È la realtà che i portuali genovesi affrontano ogni giorno. Sanno che le armi che caricano e scaricano nei nostri terminal portano distruzione in terre lontane.
Con azioni decise alcuni sfidano questo sistema che alimenta la violenza globale. È il 2019 quando parte la battaglia del CALP – il Collettivo Autonomo Lavoratori Portuali - contro le navi della compagnia Bahri impegnate in una gigantesca operazione di trasferimento di tecnologia militare verso Riyad.
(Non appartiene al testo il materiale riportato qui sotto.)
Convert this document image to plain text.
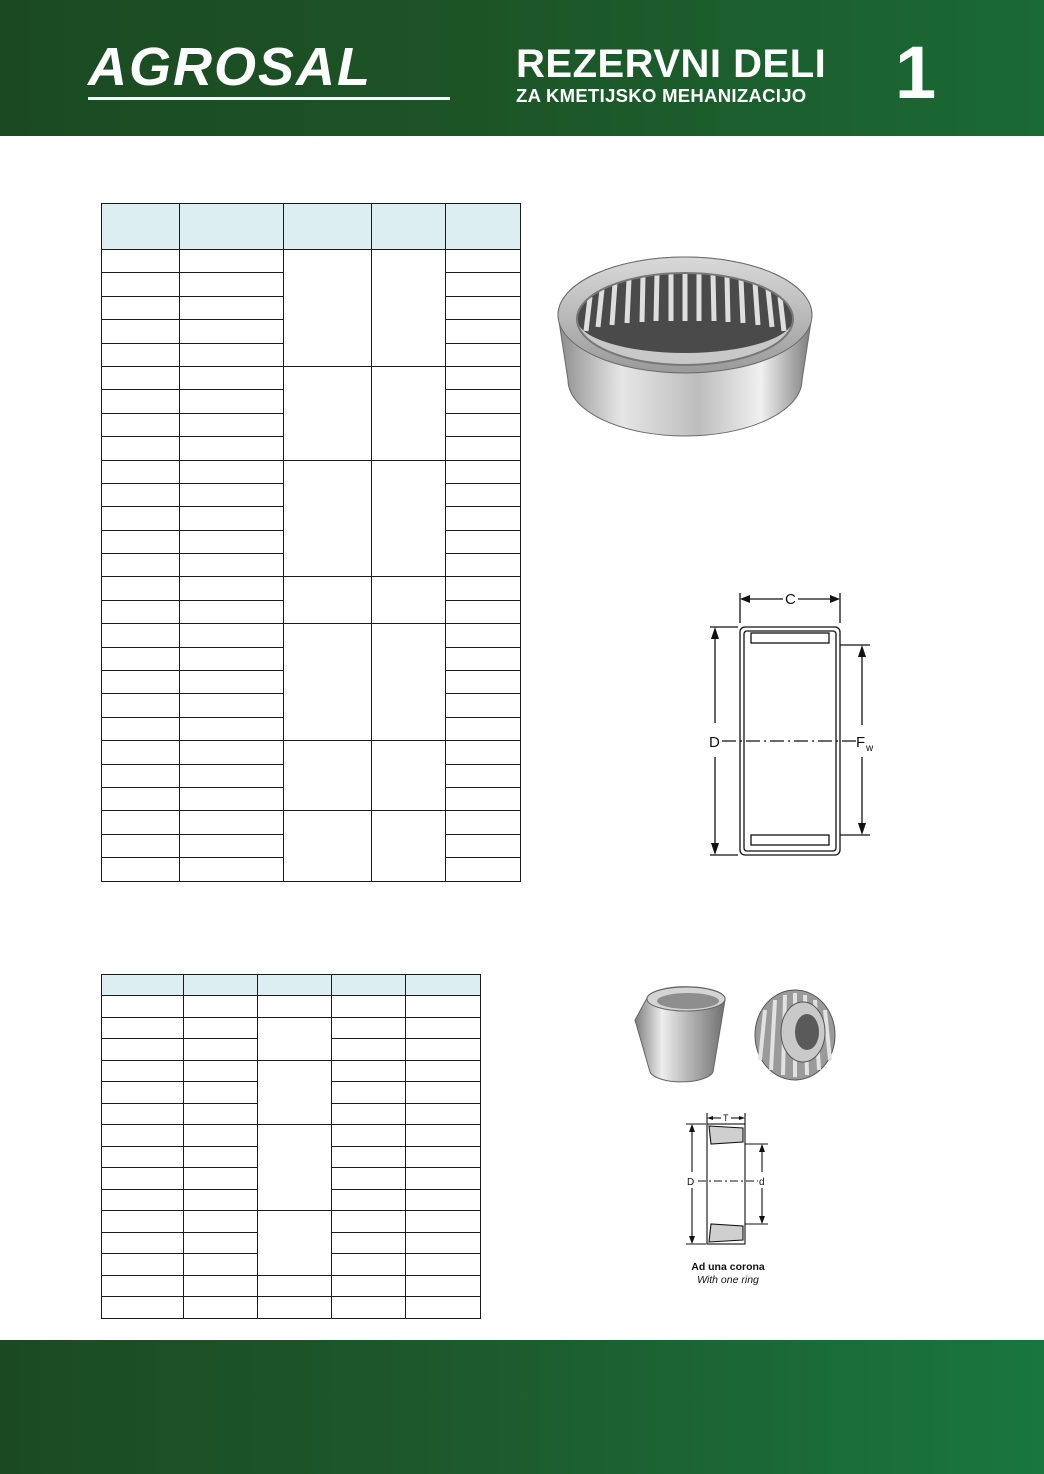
AGROSAL	REZERVNI DELI
ZA KMETIJSKO MEHANIZACIJO 1

C
D	F w

T
D	d
Ad una corona
With one ring
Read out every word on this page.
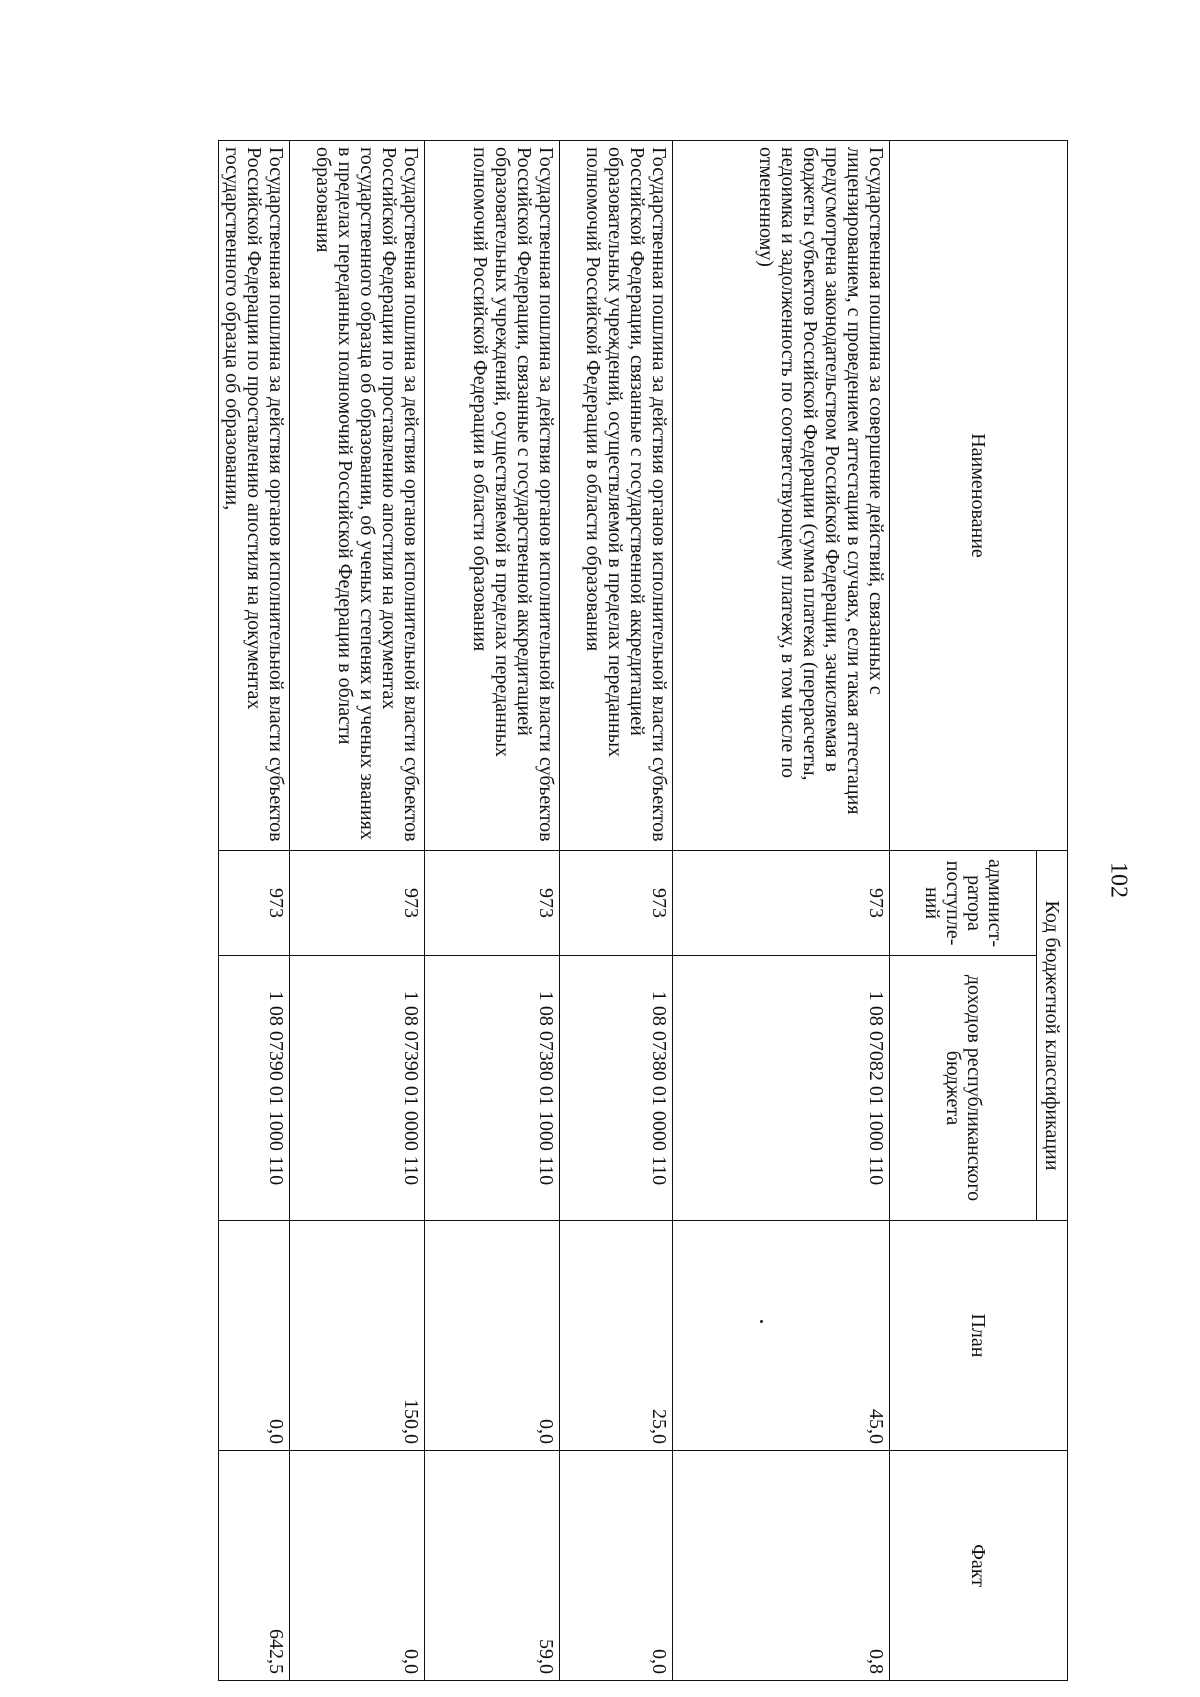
102
Наименование	Код бюджетной классификации		План	Факт
	админист-ратора поступле-ний	доходов республиканского бюджета		
Государственная пошлина за совершение действий, связанных с лицензированием, с проведением аттестации в случаях, если такая аттестация предусмотрена законодательством Российской Федерации, зачисляемая в бюджеты субъектов Российской Федерации (сумма платежа (перерасчеты, недоимка и задолженность по соответствующему платежу, в том числе по отмененному)	973	1 08 07082 01 1000 110	45,0	0,8
Государственная пошлина за действия органов исполнительной власти субъектов Российской Федерации, связанные с государственной аккредитацией образовательных учреждений, осуществляемой в пределах переданных полномочий Российской Федерации в области образования	973	1 08 07380 01 0000 110	25,0	0,0
Государственная пошлина за действия органов исполнительной власти субъектов Российской Федерации, связанные с государственной аккредитацией образовательных учреждений, осуществляемой в пределах переданных полномочий Российской Федерации в области образования	973	1 08 07380 01 1000 110	0,0	59,0
Государственная пошлина за действия органов исполнительной власти субъектов Российской Федерации по проставлению апостиля на документах государственного образца об образовании, об ученых степенях и ученых званиях в пределах переданных полномочий Российской Федерации в области образования	973	1 08 07390 01 0000 110	150,0	0,0
Государственная пошлина за действия органов исполнительной власти субъектов Российской Федерации по проставлению апостиля на документах государственного образца об образовании,	973	1 08 07390 01 1000 110	0,0	642,5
Fermare l’ingranaggio non è semplice. Per passare nei nostri porti queste navi violano una legge della Repubblica e un Trattato internazionale. Ma un conto sono le leggi e un altro gli affari. Quanto vale il commercio di armi per il nostro Paese? E per l’Europa? Attraverso interviste con esperti di geopolitica e analisti viene tracciato un quadro chiaro dell'impatto di questo commercio e degli interessi nazionali e internazionali dei broker della morte.

Le immagini delle proteste si intrecciano con interviste ai membri del Calp di Genova, del GAP di Livorno, di USB a Trieste, e di Weapon Watch . Le loro testimonianze svelano le motivazioni profonde di questa lotta e le sfide affrontate, come le accuse di associazione a delinquere poi archiviate. Un fatto che testimonia il clima di repressione che cala quando si parla di armi e armamenti. Trattati come terroristi, svegliati all’alba dalle perquisizioni, i portuali non cedono. La loro resistenza ispira altri lavoratori, come quelli del Pireo di Atene, creando una rete internazionale di solidarietà.

La narrazione culmina con un messaggio di speranza: i portuali di Genova continuano la loro battaglia, sognando un futuro in cui i porti non saranno più varchi di morte e distruzione.